A wireless network used for home, building and industrial control. It conforms to the IEEE 802.15.4 wireless standard for low data rate networks. With a maximum speed of 250 Kbps at 2.4 GHz, ZigBee is slower than Wi-Fi and Bluetooth, but is designed for low power so that batteries can last for months and years. The typical ZigBee transmission range is roughly 50 meters, but that can vary greatly depending on temperature, humidity and air quality. A ZigBee mesh provides multiple pathways from device to device (like the Internet) and eliminates a single point of failure. If nodes go down or are removed, ZigBee devices can "zig" and "zag" through the network to their destination like a bumblebee.

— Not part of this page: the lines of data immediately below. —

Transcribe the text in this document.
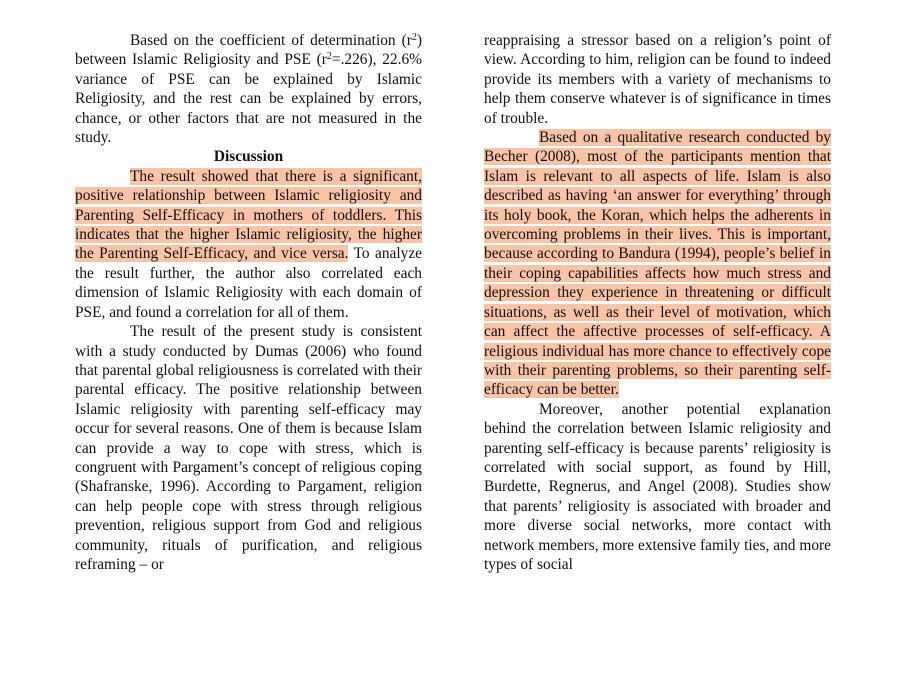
Based on the coefficient of determination $(r^2)$ between Islamic Religiosity and PSE $(r^2=.226)$, 22.6% variance of PSE can be explained by Islamic Religiosity, and the rest can be explained by errors, chance, or other factors that are not measured in the study.

Discussion

The result showed that there is a significant, positive relationship between Islamic religiosity and Parenting Self-Efficacy in mothers of toddlers. This indicates that the higher Islamic religiosity, the higher the Parenting Self-Efficacy, and vice versa. To analyze the result further, the author also correlated each dimension of Islamic Religiosity with each domain of PSE, and found a correlation for all of them.

The result of the present study is consistent with a study conducted by Dumas (2006) who found that parental global religiousness is correlated with their parental efficacy. The positive relationship between Islamic religiosity with parenting self-efficacy may occur for several reasons. One of them is because Islam can provide a way to cope with stress, which is congruent with Pargament’s concept of religious coping (Shafranske, 1996). According to Pargament, religion can help people cope with stress through religious prevention, religious support from God and religious community, rituals of purification, and religious reframing – or

reappraising a stressor based on a religion’s point of view. According to him, religion can be found to indeed provide its members with a variety of mechanisms to help them conserve whatever is of significance in times of trouble.

Based on a qualitative research conducted by Becher (2008), most of the participants mention that Islam is relevant to all aspects of life. Islam is also described as having ‘an answer for everything’ through its holy book, the Koran, which helps the adherents in overcoming problems in their lives. This is important, because according to Bandura (1994), people’s belief in their coping capabilities affects how much stress and depression they experience in threatening or difficult situations, as well as their level of motivation, which can affect the affective processes of self-efficacy. A religious individual has more chance to effectively cope with their parenting problems, so their parenting self-efficacy can be better.

Moreover, another potential explanation behind the correlation between Islamic religiosity and parenting self-efficacy is because parents’ religiosity is correlated with social support, as found by Hill, Burdette, Regnerus, and Angel (2008). Studies show that parents’ religiosity is associated with broader and more diverse social networks, more contact with network members, more extensive family ties, and more types of social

Well I can tell you that this wireless ‘zibee’ is definitely buzzing

Other references
A Telegraph article
Wikipedia –
Waggle dance
Zigbee definition
Techweb
A complete paper on
waggle dance
Watch this
you tube video to see a real dance with results explained
NCSU animated
tutorial
Indrani’s
blog on Honeybees
Share:

6 comments:

RAJI MUTHUKRISHNAN said...

Simply amazing! These bees and ants can teach us humans a thing or two about communication

Karthik Narayan said...

science is fascinating!!

since u seem interested in info, why dont u try reading our quiz blog http://iquiz.wordpress.com

Anonymous said...

Hi Mady, Good and very informative reading. Hopefully if we normal mortals can understand the ZigBee principle and apply it to the turmoil in global financial systems we may find a solution!!! and who know may cost a lot less than 700 billion dollars!!.

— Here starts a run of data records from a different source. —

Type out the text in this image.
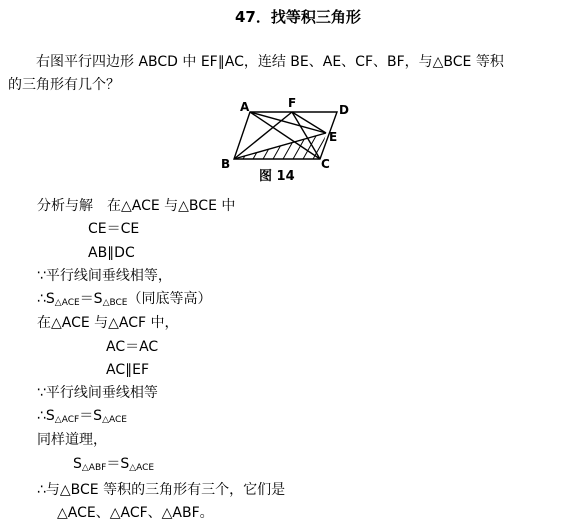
47．找等积三角形
右图平行四边形 ABCD 中 EF∥AC，连结 BE、AE、CF、BF，与△BCE 等积
的三角形有几个？
A	F	D
E
B	C
图 14
分析与解　在△ACE 与△BCE 中
CE＝CE
AB∥DC
∵平行线间垂线相等，
$\therefore S_{\triangle ACE}=S_{\triangle BCE}$（同底等高）
在△ACE 与△ACF 中，
AC＝AC
AC∥EF
∵平行线间垂线相等
$\therefore S_{\triangle ACF}=S_{\triangle ACE}$
同样道理，
$S_{\triangle ABF}=S_{\triangle ACE}$
∴与△BCE 等积的三角形有三个，它们是
△ACE、△ACF、△ABF。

Cheers continue the good work. Is there a book coming along soon????

Maddy said...

thanks raji, karthik and anonymous..
i will visit your link karthik and anonymous, the desire is strong but the will is weak and time is short..

Happy Kitten said...

Had decided to return to this post when I had more time...

It was a splendid read.

never ever thought of the bees this way before.. all I knew was that there is a Queen Bee who is protected by a host of other bees..used to have hives in our guarden while growing up and have seen them transfer just the queen so that the rest followed.

So much complexity behind this tiny insect!

Maddy said...

amazing isn't it? Spend a few minutes thinking of the way this intelligence evolved. Well, we know this about the bees now, but look at the others like ants, elephants, dolphins....and how they communicate..how plants communicate.

Shows how small our understanding is!!